Ein seltener Anblick in den Vorjahren: Niko Gießelmann und Christopher Lenz stehen gemeinsam auf dem Feld. imago/Matthias Koch

Diese Namen fielen zuletzt immer wieder bei Union, als sich im Februar und März eine Durststrecke bei den Köpenickern bemerkbar machte: Marvin Friedrich und Max Kruse. Gelegentlich ergänzt um den Hinweis, dass Robert Andrich ja auch erst nach Saisonbeginn aus der Achse der Eisernen rausgebrochen worden war. Eigentlich hätte dieses Terzett um einen vierten Namen ergänzt werden können.
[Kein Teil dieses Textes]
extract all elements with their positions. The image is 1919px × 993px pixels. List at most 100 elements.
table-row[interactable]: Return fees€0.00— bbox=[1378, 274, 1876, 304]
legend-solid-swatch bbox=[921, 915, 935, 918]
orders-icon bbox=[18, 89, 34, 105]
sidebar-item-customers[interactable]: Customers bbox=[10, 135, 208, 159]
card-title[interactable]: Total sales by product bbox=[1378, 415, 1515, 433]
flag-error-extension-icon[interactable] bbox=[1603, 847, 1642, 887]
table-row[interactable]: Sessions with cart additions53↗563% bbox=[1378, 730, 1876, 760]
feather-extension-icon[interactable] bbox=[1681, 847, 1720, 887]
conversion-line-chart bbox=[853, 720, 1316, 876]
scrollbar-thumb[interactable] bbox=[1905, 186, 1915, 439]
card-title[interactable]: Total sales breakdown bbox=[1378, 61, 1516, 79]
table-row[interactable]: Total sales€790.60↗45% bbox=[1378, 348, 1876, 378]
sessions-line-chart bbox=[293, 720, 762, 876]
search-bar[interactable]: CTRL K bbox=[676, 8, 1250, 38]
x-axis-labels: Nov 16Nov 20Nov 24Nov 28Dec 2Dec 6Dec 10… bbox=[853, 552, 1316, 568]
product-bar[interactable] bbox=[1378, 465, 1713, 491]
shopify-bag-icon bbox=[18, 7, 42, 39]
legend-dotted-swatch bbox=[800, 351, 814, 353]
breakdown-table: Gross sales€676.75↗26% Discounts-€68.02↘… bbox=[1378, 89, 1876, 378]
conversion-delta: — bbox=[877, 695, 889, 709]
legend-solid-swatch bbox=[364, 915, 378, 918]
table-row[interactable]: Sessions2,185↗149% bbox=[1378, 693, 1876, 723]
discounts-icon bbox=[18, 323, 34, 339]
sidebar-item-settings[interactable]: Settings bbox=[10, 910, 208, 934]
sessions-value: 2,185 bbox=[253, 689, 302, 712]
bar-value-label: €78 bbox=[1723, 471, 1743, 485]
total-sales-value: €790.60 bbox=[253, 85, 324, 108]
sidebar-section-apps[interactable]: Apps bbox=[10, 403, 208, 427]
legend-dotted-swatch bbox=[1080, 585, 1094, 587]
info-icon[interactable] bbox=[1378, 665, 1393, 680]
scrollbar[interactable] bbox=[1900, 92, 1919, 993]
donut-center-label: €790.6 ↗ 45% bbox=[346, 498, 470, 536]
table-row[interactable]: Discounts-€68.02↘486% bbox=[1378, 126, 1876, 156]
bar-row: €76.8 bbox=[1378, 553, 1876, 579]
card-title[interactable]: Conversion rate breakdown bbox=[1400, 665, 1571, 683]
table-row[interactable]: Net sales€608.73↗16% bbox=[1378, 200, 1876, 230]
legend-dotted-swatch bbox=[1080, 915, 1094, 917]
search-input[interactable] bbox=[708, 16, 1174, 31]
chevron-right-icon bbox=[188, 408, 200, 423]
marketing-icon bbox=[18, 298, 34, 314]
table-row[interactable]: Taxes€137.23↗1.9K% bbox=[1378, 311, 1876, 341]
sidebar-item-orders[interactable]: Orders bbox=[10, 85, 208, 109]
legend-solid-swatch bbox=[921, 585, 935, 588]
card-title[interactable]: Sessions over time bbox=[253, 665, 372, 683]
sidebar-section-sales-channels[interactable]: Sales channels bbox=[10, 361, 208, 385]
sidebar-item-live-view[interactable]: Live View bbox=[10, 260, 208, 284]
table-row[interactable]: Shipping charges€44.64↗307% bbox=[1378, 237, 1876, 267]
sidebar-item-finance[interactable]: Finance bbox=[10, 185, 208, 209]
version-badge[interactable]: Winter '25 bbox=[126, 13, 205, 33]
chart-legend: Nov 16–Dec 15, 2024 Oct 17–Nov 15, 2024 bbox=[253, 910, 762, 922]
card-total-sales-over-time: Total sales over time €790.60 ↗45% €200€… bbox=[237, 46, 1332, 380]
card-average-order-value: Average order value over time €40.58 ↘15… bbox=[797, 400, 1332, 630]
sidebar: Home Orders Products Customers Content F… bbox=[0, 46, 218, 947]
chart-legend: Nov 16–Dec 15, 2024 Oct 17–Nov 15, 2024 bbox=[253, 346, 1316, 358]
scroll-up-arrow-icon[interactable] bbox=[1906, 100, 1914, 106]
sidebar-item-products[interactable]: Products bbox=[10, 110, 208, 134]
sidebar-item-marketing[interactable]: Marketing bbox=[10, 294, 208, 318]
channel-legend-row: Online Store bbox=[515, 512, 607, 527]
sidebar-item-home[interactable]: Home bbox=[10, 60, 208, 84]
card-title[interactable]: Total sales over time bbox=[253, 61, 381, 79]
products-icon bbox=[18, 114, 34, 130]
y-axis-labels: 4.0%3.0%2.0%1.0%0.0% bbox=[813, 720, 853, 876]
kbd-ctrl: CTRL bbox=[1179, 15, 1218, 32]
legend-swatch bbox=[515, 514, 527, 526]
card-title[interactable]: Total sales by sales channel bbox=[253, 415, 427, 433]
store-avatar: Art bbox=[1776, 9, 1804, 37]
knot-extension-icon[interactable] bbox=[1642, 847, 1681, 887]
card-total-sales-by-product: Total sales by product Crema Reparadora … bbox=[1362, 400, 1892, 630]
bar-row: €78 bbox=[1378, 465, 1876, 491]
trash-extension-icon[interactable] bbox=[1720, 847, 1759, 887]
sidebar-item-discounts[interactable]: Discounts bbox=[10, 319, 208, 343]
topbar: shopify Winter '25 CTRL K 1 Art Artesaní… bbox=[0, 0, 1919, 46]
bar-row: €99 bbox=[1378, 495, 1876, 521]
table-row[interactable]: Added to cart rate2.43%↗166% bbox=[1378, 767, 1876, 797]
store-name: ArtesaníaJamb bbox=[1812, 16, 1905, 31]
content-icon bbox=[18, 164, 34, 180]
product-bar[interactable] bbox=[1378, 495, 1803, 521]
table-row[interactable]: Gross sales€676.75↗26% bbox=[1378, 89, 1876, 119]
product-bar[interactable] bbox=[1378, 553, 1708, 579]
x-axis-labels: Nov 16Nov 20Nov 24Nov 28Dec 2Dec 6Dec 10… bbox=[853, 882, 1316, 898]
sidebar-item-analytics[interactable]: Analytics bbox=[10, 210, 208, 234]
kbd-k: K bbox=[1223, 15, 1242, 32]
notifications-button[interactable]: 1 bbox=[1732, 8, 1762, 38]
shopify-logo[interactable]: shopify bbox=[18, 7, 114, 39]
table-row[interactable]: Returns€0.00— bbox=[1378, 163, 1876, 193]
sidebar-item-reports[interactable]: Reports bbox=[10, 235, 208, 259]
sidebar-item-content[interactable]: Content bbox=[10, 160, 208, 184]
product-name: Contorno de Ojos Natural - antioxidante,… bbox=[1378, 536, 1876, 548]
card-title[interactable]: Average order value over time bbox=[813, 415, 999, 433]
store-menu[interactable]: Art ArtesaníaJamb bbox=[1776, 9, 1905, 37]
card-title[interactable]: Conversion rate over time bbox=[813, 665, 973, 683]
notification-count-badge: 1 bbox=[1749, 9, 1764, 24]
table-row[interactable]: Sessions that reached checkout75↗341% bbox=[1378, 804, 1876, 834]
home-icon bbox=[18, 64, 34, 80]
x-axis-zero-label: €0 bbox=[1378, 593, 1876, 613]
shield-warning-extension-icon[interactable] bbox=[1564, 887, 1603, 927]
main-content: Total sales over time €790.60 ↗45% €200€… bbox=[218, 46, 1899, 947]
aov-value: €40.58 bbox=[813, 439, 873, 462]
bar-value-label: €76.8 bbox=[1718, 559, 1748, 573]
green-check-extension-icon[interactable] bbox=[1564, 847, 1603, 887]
Christopher Lenz, dessen Frankfurter Eintracht sich am Sonntag im Stadion an der Alten Försterei (17.30 Uhr, DAZN) die Ehre gibt.
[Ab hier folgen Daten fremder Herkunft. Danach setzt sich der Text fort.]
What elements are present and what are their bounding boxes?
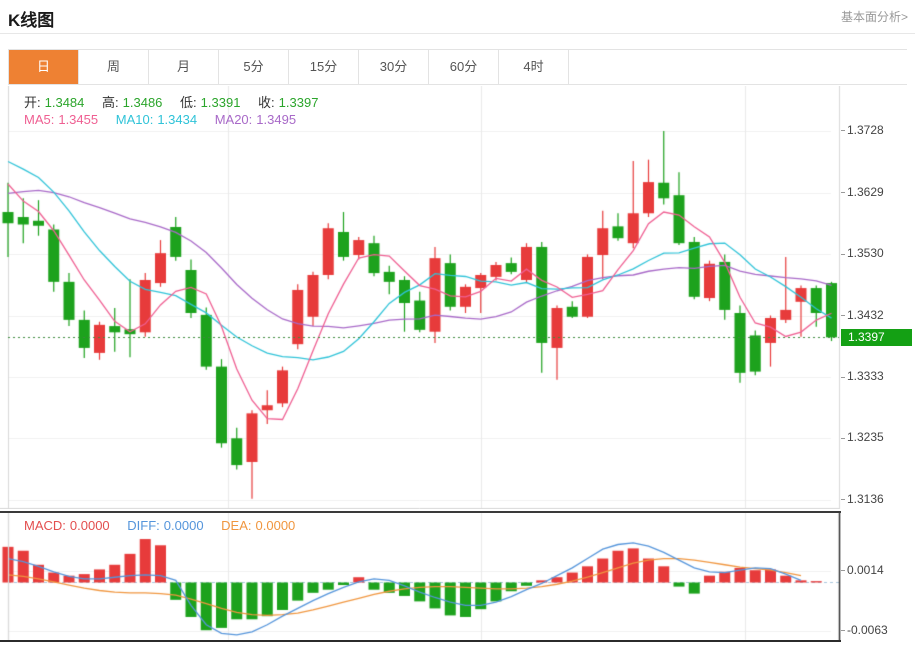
tab-5min[interactable]: 5分 [219, 50, 289, 84]
close-label: 收: [258, 95, 275, 110]
macd-axis-label: -0.0063 [841, 623, 888, 637]
price-axis-label: 1.3333 [841, 369, 884, 383]
diff-value: 0.0000 [163, 518, 204, 533]
price-axis-label: 1.3629 [841, 185, 884, 199]
tab-15min[interactable]: 15分 [289, 50, 359, 84]
open-label: 开: [24, 95, 41, 110]
period-tabbar: 日周月 5分 15分 30分 60分 4时 [8, 49, 907, 85]
ma20-label: MA20: [214, 112, 253, 127]
fundamental-analysis-link[interactable]: 基本面分析> [841, 8, 908, 25]
macd-value: 0.0000 [69, 518, 110, 533]
tab-30min[interactable]: 30分 [359, 50, 429, 84]
price-axis-label: 1.3136 [841, 492, 884, 506]
candlestick-chart-canvas[interactable] [0, 86, 841, 509]
page-title: K线图 [8, 11, 55, 30]
ma10-value: 1.3434 [157, 112, 198, 127]
price-axis-label: 1.3530 [841, 246, 884, 260]
ma5-value: 1.3455 [58, 112, 99, 127]
ma20-value: 1.3495 [256, 112, 297, 127]
tabbar-filler [569, 50, 907, 84]
ma10-label: MA10: [115, 112, 154, 127]
open-value: 1.3484 [44, 95, 85, 110]
low-value: 1.3391 [200, 95, 241, 110]
tab-week[interactable]: 周 [79, 50, 149, 84]
ohlc-legend: 开: 1.3484 高: 1.3486 低: 1.3391 收: 1.3397 [24, 92, 322, 111]
dea-label: DEA: [221, 518, 252, 533]
header: K线图 基本面分析> [0, 0, 915, 34]
macd-axis-label: 0.0014 [841, 563, 884, 577]
price-axis-label: 1.3728 [841, 123, 884, 137]
close-value: 1.3397 [278, 95, 319, 110]
macd-legend: MACD: 0.0000 DIFF: 0.0000 DEA: 0.0000 [24, 518, 299, 533]
tab-day[interactable]: 日 [9, 50, 79, 84]
ma-legend: MA5: 1.3455 MA10: 1.3434 MA20: 1.3495 [24, 112, 300, 127]
high-value: 1.3486 [122, 95, 163, 110]
high-label: 高: [102, 95, 119, 110]
price-axis-label: 1.3432 [841, 308, 884, 322]
price-axis-label: 1.3235 [841, 430, 884, 444]
tab-60min[interactable]: 60分 [429, 50, 499, 84]
tab-4hour[interactable]: 4时 [499, 50, 569, 84]
macd-label: MACD: [24, 518, 66, 533]
current-price-tag: 1.3397 [841, 329, 912, 347]
bottom-border [0, 640, 841, 642]
tab-month[interactable]: 月 [149, 50, 219, 84]
diff-label: DIFF: [127, 518, 160, 533]
dea-value: 0.0000 [255, 518, 296, 533]
low-label: 低: [180, 95, 197, 110]
ma5-label: MA5: [24, 112, 55, 127]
Auch Lenz war in der Vorsaison ja unumstrittener Stammspieler bei den Eisernen und wechselte zum Entsetzen von Schatzmeister Oskar Kosche und Boss Dirk Zingler ablösefrei von der Spree an den Main.

Faktor Gießelmann macht Lenz vergessen

Dass der Linksverteidiger sich dort bislang nicht entscheidend in Szene setzen konnte, lag an immer wieder auftretenden Wehwehchen und Blessuren. Ganze zwölf Ligaspiele sind für den 27-Jährigen notiert. Dazu kam jeweils eine Partie im DFB-Pokal und im Europacup. Frei nach dem beliebten, von Walter Jurmann komponierten 20er-Jahre-Foxtrott, heißt es derzeit am Main also eher nicht: Hurra, hurra, der Lenz ist da!

In Frankfurt also noch kein Faktor und in Berlin nicht wirklich vermisst. Dass dieser eigentlich zu vermutende Substanzverlust in Unions Reihen dennoch ein wenig unter dem Radar läuft, hat zwei Gründe. Zum einen stand sein Abgang so früh in der Vorsaison fest, dass sich alles im Umfeld daran gewöhnt hatte.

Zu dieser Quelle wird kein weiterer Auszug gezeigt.